Reverse Engineering: Theory
While transparency faces a number of challenges as an effective check on algorithmic power, an alternative and complementary approach is emerging based around the idea of reverse engineering how algorithms are built. Reverse engineering is the process of articulating the specifications of a system through a rigorous examination drawing on domain knowledge, observation, and deduction to unearth a model of how that system works. It’s “the process of extracting the knowledge or design blueprints from any- thing man-made.”23
Some algorithmic power may be exerted intentionally, while other aspects might be incidental. The inadvertent variety will benefit from reverse engineering’s ability to help characterize unintended side effects. Because the process focuses on the system’s performance in-use it can tease out con- sequences that might not be apparent even if you spoke directly to the designers of the algorithm. On the other hand, talking to a system’s designers can also uncover useful information: design decisions, descriptions of the objectives, constraints, and business rules embedded in the system, major changes that have happened over time, as well as implementation details that might be relevant.24,25 For this reason, I would advocate that journalists engage in algorithmic accountability not just through reverse engineering but also by using reporting techniques, such as interviews or document reviews, and digging deep into the motives and design intentions behind algorithms.
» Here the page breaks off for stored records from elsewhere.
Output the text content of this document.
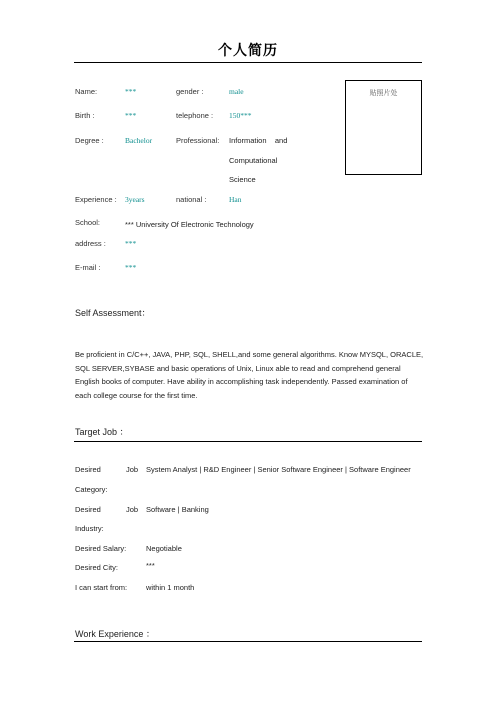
个人简历
贴照片处
Name:	***	gender :	male
Birth :	***	telephone : 150***
Degree :	Bachelor	Professional: Information    and
Computational
Science
Experience : 3years	national :	Han
School:	*** University Of Electronic Technology
address :	***
E-mail :	***
Self Assessment：
Be proficient in C/C++, JAVA, PHP, SQL, SHELL,and some general algorithms. Know MYSQL, ORACLE, SQL SERVER,SYBASE and basic operations of Unix, Linux able to read and comprehend general English books of computer. Have ability in accomplishing task independently. Passed examination of each college course for the first time.
Target Job ：
Desired	Job System Analyst | R&D Engineer | Senior Software Engineer | Software Engineer
Category:
Desired	Job Software | Banking
Industry:
Desired Salary:	Negotiable
Desired City:	***
I can start from:	within 1 month
Work Experience ：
Algorithms are often described as black boxes, their complexity and technical opacity hiding and obfuscating their inner workings. At the same time, algorithms must always have an input and output; the black box actually has two little openings. We can take advantage of those inputs and outputs to reverse engineer what’s going on inside. If you vary the inputs in enough ways and pay close attention to the outputs, you can start piecing together a theory, or at least a story, of how the algorithm works, including how it transforms each input into an output, and what kinds of inputs it’s using. We don’t necessarily need to understand the code of the algorithm to start surmising something about how the algorithm works in practice.
image
Figure 1 depicts two different black-box scenarios of interest to journalists reverse engineering algorithms by looking at the input-output relationship. The first scenario, in Figure 1(A), corresponds to an ability to fully observe all of an algorithm’s inputs and outputs. This is the case for algorithms accessible via an online API, which facilitates sending different inputs to the algorithm and directly recording the output.
Figure 1(B) depicts a scenario in which only the outputs of the algorithm are visible. The value-added model used in educational rankings of teachers is an example of this case. The teacher rankings themselves became available via a FOIA request, but the inputs to the algorithm used to rank teachers were still not observable. This is the most common case that data journalists encounter: A large dataset is available but there is limited (or no) information about how that data was transformed algorithmically. Interviews and document investigation are especially important here in order to understand what was fed into the algorithm, in terms of data, parameters, and ways in which the algorithm is used. It could be an interesting test of existing FOIA laws to examine the extent to which unobservable algorithmic inputs can be made visible through document or data requests for transparency.
Sometimes inputs can be partially observable but not controllable; for instance, when an algorithm is being driven off public data but it’s not clear exactly what aspect of that data serves as inputs into the algorithm. In general, the observability of the inputs and outputs is a limitation and challenge to the use of reverse engineering in practice. There are many algorithms that are not public facing, used behind an organizational barrier that makes them difficult to prod. In such cases, partial observability (e.g., of outputs) through FOIA, Web-scraping, or something like crowdsourcing can still lead to some interesting results.